The Ford Explorer ruled the SUV roost for most of a generation. Lately, it has faced fierce competition from car based versions, referred to as Cross-Over Utilities because they are based on car platforms, rather than truck platforms. Honda redesigned their CUV, the cute CRV, for 2007, and took the market by storm. Sales are up 42%. Autoblog reports that the success of the CRV has strained Honda’s production capacity, while sales of Ford’s truck-based Explorer have sunk 23%. The news is not all bad for Ford:

On the flip side, sales of the redesigned Honda CR-V are up forty-two percent so far this year and it has jumped to the number one spot on the chart followed by the Toyota RAV-4 and Ford Escape, with the new Ford Edge coming on strong as well.

Because we have moved even more downtown (yes, Cleveland still has a downtown), we decided to down-size from two cars to one. So we went out to our local Honda dealer to test drive the CR-V. Very practical; lots of space; but not very agile compared to our two stick-shift Accords. My wife nixed the chick-friendly CR-V. Too big and too high. So I tried out the Honda Civic SI. What a blast. A genuine boy-racer. It was real fun to snick it into 3rd and stomp the go-pedal. But the engine was turning over at 3000 rpm at freeway cruising speed and you could hear it. Fun for play but not the daily commute or the interstate trip. My wife noticed that you couldn’t even see the hood in the Civic. That made it a no-park, no-go car.

So we asked about stick-shift Accords. They had none. Nobody has any. That was salesman for “we don’t have any in stock but we don’t want you to leave the lot”. So I stuck my stake in the ground: “If it has to be automatic, it can’t be a 4-cylinder”.

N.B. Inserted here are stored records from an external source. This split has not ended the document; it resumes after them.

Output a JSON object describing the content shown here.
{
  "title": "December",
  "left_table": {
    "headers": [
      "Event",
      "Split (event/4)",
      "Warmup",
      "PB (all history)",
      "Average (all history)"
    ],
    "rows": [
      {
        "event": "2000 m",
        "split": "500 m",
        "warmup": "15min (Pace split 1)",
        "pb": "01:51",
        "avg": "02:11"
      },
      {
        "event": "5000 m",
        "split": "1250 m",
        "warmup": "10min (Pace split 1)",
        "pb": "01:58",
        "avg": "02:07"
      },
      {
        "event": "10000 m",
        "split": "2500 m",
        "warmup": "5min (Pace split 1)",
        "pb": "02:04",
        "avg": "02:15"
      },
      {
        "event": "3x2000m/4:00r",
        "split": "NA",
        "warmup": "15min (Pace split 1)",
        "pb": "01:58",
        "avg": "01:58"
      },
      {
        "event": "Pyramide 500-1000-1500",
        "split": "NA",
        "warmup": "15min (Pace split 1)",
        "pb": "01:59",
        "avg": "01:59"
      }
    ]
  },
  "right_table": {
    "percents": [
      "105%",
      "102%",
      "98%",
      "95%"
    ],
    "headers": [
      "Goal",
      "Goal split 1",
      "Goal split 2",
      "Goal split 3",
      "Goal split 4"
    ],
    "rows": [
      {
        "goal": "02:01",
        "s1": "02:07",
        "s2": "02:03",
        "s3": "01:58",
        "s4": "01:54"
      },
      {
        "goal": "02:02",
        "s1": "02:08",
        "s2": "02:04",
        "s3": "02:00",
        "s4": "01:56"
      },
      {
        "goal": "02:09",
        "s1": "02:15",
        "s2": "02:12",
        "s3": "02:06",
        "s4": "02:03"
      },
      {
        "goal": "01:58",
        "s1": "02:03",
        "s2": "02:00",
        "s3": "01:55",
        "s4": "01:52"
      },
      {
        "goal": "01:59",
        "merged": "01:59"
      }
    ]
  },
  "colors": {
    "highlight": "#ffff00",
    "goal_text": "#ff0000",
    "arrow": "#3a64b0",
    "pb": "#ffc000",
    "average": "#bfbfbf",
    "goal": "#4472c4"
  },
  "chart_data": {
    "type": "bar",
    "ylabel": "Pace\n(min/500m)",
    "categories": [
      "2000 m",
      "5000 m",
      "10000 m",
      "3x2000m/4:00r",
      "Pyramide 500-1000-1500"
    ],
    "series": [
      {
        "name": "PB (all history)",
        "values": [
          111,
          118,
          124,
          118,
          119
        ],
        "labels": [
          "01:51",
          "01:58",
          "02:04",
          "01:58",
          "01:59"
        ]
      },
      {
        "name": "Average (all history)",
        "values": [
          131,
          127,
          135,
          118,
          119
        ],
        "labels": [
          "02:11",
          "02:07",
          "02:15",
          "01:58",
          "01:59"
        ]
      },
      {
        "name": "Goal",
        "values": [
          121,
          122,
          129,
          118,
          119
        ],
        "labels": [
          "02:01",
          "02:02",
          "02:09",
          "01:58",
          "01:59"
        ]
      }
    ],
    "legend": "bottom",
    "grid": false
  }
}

So we ended up with yet another Honda Accord. But this one has a V6, a 5-speed auto, airbags everywhere, stability control, ABS and a cuter butt than the 2003 model. It wafts along. At 70mph, the engine is turning over at a tick over 2000rpm. Dab the accelerator and the local radar trap will nab you at 80mph. Stomp it, and you’re good for 100mph and a complete loss of driving privileges. Strangely, it is easier to drive slowly than the stick-shift four cylinder. It just wafts along, and you know that whatever sensible speed you want is just a dab away.

I was reminded of a BMW 535 that I drove back in the early 90s. Today’s Accord is more powerful, safer, and a whole lot cheaper than that BMW. Of course, the current BMW 5-series is a step-up from the Accord; a $15,000 step-up.

What does the CRV have that the Accord doesn’t? More space for cargo. You could likely get six live sheep in the back of a CRV and only two dead ones in the trunk of an Accord. What I really wanted was an Accord station wagon, the equivalent of the BMW 5-Series Sports Wagon. Hint to Honda: the Odyssey owns the minivan market; bring back an Accord Sports Wagon. You can do it now.